Probably the former. The book starts off with an anecdote about a single woman in her mid 30s mentioning that God had not chosen the life of a wife and mother for her. Dr. Cloud disagrees and tells her that if she submits to everything he tells her to do, he guarantees she will be dating someone in six months. Yeah, that’s not creepy or anything. He goes on to state that the reason he thinks this attractive, outgoing woman is single is because she is too passive and that she has some “personal dynamics interfering with her getting married”.
Dr. Cloud challenges this woman to interact with at least five men every week that she has never met before. She can talk to people in line at Starbucks, at church, wherever. In doing this exercise, she realizes that she has an internal monologue that tells her negative things when she’s interacting with men. When she’s able to shut the negativity off and grow, she is able to meet the man that she ends up marrying.
OK, that’s all well and good for Miss Example, but I resent the implication that the reason people are single is because there’s something wrong with them and if only they’d fix it, they’d find true love. In other parts of the book he backpedals a bit and admits that not having found the right person is not completely under a single person’s power, but he makes it pretty clear that he thinks most single people have something broken inside them. I imagine St. Paul might disagree.
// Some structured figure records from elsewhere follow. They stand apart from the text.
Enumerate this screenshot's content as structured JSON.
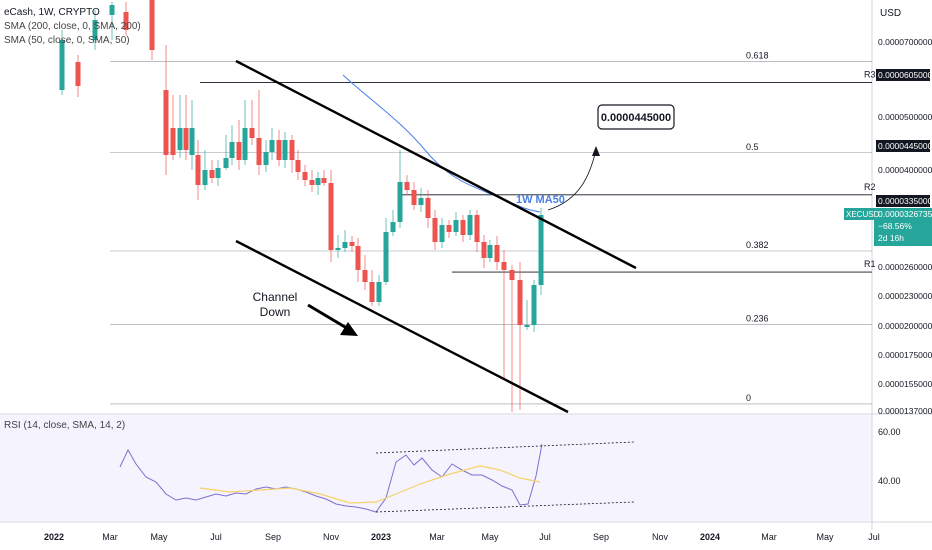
{
  "header": {
    "title": "eCash, 1W, CRYPTO",
    "sma200": "SMA (200, close, 0, SMA, 200)",
    "sma50": "SMA (50, close, 0, SMA, 50)",
    "currency": "USD"
  },
  "rsi_label": "RSI (14, close, SMA, 14, 2)",
  "ticker": {
    "symbol": "XECUSD",
    "price": "0.0000326735",
    "change": "−68.56%",
    "countdown": "2d 16h"
  },
  "annotations": {
    "target": "0.0000445000",
    "ma_label": "1W MA50",
    "channel": [
      "Channel",
      "Down"
    ]
  },
  "colors": {
    "up": "#26a69a",
    "down": "#ef5350",
    "ma50": "#4a7ee8",
    "rsi": "#7e6fcf",
    "rsi_ma": "#f5d26a",
    "rsi_band": "#ede9fb"
  },
  "chart_data": {
    "type": "line",
    "y_axis_ticks": [
      "0.0000700000",
      "0.0000605000",
      "0.0000500000",
      "0.0000445000",
      "0.0000400000",
      "0.0000335000",
      "0.0000326735",
      "0.0000260000",
      "0.0000230000",
      "0.0000200000",
      "0.0000175000",
      "0.0000155000",
      "0.0000137000"
    ],
    "x_axis_ticks": [
      "2022",
      "Mar",
      "May",
      "Jul",
      "Sep",
      "Nov",
      "2023",
      "Mar",
      "May",
      "Jul",
      "Sep",
      "Nov",
      "2024",
      "Mar",
      "May",
      "Jul"
    ],
    "fibonacci": [
      {
        "label": "0.618",
        "value": 6.35e-05
      },
      {
        "label": "0.5",
        "value": 5.05e-05
      },
      {
        "label": "0.382",
        "value": 3.65e-05
      },
      {
        "label": "0.236",
        "value": 2.6e-05
      },
      {
        "label": "0",
        "value": 1.47e-05
      }
    ],
    "resistance": [
      {
        "label": "R3",
        "value": 6.05e-05
      },
      {
        "label": "R2",
        "value": 4.45e-05
      },
      {
        "label": "R1",
        "value": 3.35e-05
      }
    ],
    "rsi_ticks": [
      "60.00",
      "40.00"
    ]
  }
}
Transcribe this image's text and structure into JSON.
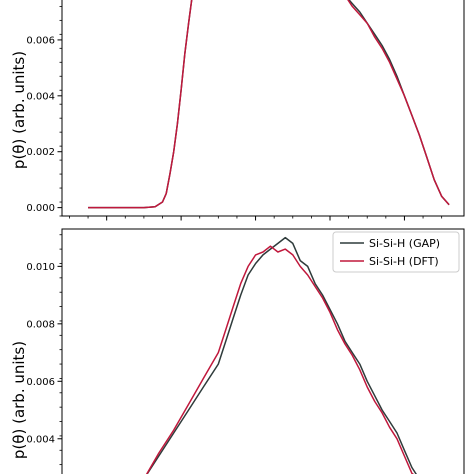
{
  "chart_data": [
    {
      "type": "line",
      "ylabel": "p(θ) (arb. units)",
      "ylim": [
        -0.0003,
        0.0075
      ],
      "yticks": [
        0.0,
        0.002,
        0.004,
        0.006
      ],
      "ytick_labels": [
        "0.000",
        "0.002",
        "0.004",
        "0.006"
      ],
      "xlim": [
        0,
        100
      ],
      "xticks_major": [
        10,
        50,
        90
      ],
      "grid": false,
      "series": [
        {
          "color": "#2f3b3b",
          "points": [
            [
              5,
              0
            ],
            [
              20,
              0
            ],
            [
              23,
              3e-05
            ],
            [
              25,
              0.0002
            ],
            [
              26,
              0.0005
            ],
            [
              27,
              0.0012
            ],
            [
              28,
              0.002
            ],
            [
              29,
              0.003
            ],
            [
              30,
              0.0042
            ],
            [
              31,
              0.0055
            ],
            [
              32,
              0.0066
            ],
            [
              33,
              0.0076
            ],
            [
              74,
              0.0076
            ],
            [
              76,
              0.0073
            ],
            [
              78,
              0.007
            ],
            [
              80,
              0.0066
            ],
            [
              82,
              0.0062
            ],
            [
              84,
              0.0058
            ],
            [
              86,
              0.0053
            ],
            [
              88,
              0.0047
            ],
            [
              90,
              0.004
            ],
            [
              92,
              0.0033
            ],
            [
              94,
              0.0026
            ],
            [
              96,
              0.0018
            ],
            [
              98,
              0.001
            ],
            [
              100,
              0.0004
            ],
            [
              102,
              0.0001
            ]
          ]
        },
        {
          "color": "#c0183c",
          "points": [
            [
              5,
              0
            ],
            [
              20,
              0
            ],
            [
              23,
              3e-05
            ],
            [
              25,
              0.0002
            ],
            [
              26,
              0.0005
            ],
            [
              27,
              0.0012
            ],
            [
              28,
              0.002
            ],
            [
              29,
              0.003
            ],
            [
              30,
              0.0042
            ],
            [
              31,
              0.0055
            ],
            [
              32,
              0.0066
            ],
            [
              33,
              0.0076
            ],
            [
              74,
              0.0076
            ],
            [
              76,
              0.0072
            ],
            [
              78,
              0.0069
            ],
            [
              80,
              0.0066
            ],
            [
              82,
              0.0061
            ],
            [
              84,
              0.0057
            ],
            [
              86,
              0.0052
            ],
            [
              88,
              0.0046
            ],
            [
              90,
              0.004
            ],
            [
              92,
              0.0033
            ],
            [
              94,
              0.0026
            ],
            [
              96,
              0.0018
            ],
            [
              98,
              0.001
            ],
            [
              100,
              0.0004
            ],
            [
              102,
              0.0001
            ]
          ]
        }
      ]
    },
    {
      "type": "line",
      "ylabel": "p(θ) (arb. units)",
      "ylim": [
        0.0026,
        0.0113
      ],
      "yticks": [
        0.004,
        0.006,
        0.008,
        0.01
      ],
      "ytick_labels": [
        "0.004",
        "0.006",
        "0.008",
        "0.010"
      ],
      "xlim": [
        0,
        100
      ],
      "grid": false,
      "legend": "top-right",
      "series": [
        {
          "name": "Si-Si-H (GAP)",
          "color": "#2f3b3b",
          "points": [
            [
              20,
              0.0026
            ],
            [
              24,
              0.0034
            ],
            [
              28,
              0.0042
            ],
            [
              32,
              0.005
            ],
            [
              36,
              0.0058
            ],
            [
              40,
              0.0066
            ],
            [
              42,
              0.0074
            ],
            [
              44,
              0.0082
            ],
            [
              46,
              0.009
            ],
            [
              48,
              0.0097
            ],
            [
              50,
              0.0101
            ],
            [
              52,
              0.0104
            ],
            [
              54,
              0.0106
            ],
            [
              56,
              0.0108
            ],
            [
              58,
              0.011
            ],
            [
              60,
              0.0108
            ],
            [
              62,
              0.0102
            ],
            [
              64,
              0.01
            ],
            [
              66,
              0.0094
            ],
            [
              68,
              0.009
            ],
            [
              70,
              0.0085
            ],
            [
              72,
              0.008
            ],
            [
              74,
              0.0074
            ],
            [
              76,
              0.007
            ],
            [
              78,
              0.0066
            ],
            [
              80,
              0.006
            ],
            [
              82,
              0.0055
            ],
            [
              84,
              0.005
            ],
            [
              86,
              0.0046
            ],
            [
              88,
              0.0042
            ],
            [
              90,
              0.0036
            ],
            [
              92,
              0.003
            ],
            [
              94,
              0.0026
            ]
          ]
        },
        {
          "name": "Si-Si-H (DFT)",
          "color": "#c0183c",
          "points": [
            [
              20,
              0.0026
            ],
            [
              24,
              0.0035
            ],
            [
              28,
              0.0043
            ],
            [
              32,
              0.0052
            ],
            [
              36,
              0.0061
            ],
            [
              40,
              0.007
            ],
            [
              42,
              0.0078
            ],
            [
              44,
              0.0086
            ],
            [
              46,
              0.0094
            ],
            [
              48,
              0.01
            ],
            [
              50,
              0.0104
            ],
            [
              52,
              0.0105
            ],
            [
              54,
              0.0107
            ],
            [
              56,
              0.0105
            ],
            [
              58,
              0.0106
            ],
            [
              60,
              0.0104
            ],
            [
              62,
              0.01
            ],
            [
              64,
              0.0097
            ],
            [
              66,
              0.0093
            ],
            [
              68,
              0.0089
            ],
            [
              70,
              0.0084
            ],
            [
              72,
              0.0078
            ],
            [
              74,
              0.0073
            ],
            [
              76,
              0.0069
            ],
            [
              78,
              0.0064
            ],
            [
              80,
              0.0058
            ],
            [
              82,
              0.0053
            ],
            [
              84,
              0.0049
            ],
            [
              86,
              0.0044
            ],
            [
              88,
              0.004
            ],
            [
              90,
              0.0034
            ],
            [
              92,
              0.0028
            ],
            [
              94,
              0.0026
            ]
          ]
        }
      ]
    }
  ]
}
Look, I didn’t completely hate this book. It has good sections on being real and honest about who you are, encouraging male readers to take the lead in pursuing a woman, dating as a Christian, and others.
I liked the parts where he talks about singles needing to break out of their stagnant and routine lives. However, I think this might be a problem for people in general, whether single or married. Just think of all the advice out there for long-term married couples on the importance of spicing things up. Also, I don’t think you should go to activities and develop hobbies in the hopes of finding someone to date/marry. That’s just a set up for disappointment.
It’s up for debate whether people should date casually and as many people as they can. Yes, dating can lead to understanding what you are and aren’t looking for in a spouse. But finding the right person isn’t just about numbers. On the other hand, Dr. Cloud also tells singles is to keep it casual and to not rush to judgement, whether that’s getting entangled too soon or to reject a person too quickly. Honestly, tho, casual dating is exhausting. It’s a strategy, not the strategy. Dating books that tell you that following their method leads to 100% success are just plain lying. And that’s why this book is in the “OK” dating advice book pile, not the “Great” pile.
I appreciate the wake up call that God isn’t going to bring you a spouse just because you expect Him to in some kind of cosmic bargain you have drawn up with Him (in your head). I get the impression that there is an overemphasis in some circles of Protestantism on marriage and a devaluation of the single life and that has lead to some pretty wonky beliefs and practices. So, I think this book would ultimately be good for Protestants who grew up with a certain kind of expectation for God to bring them a spouse.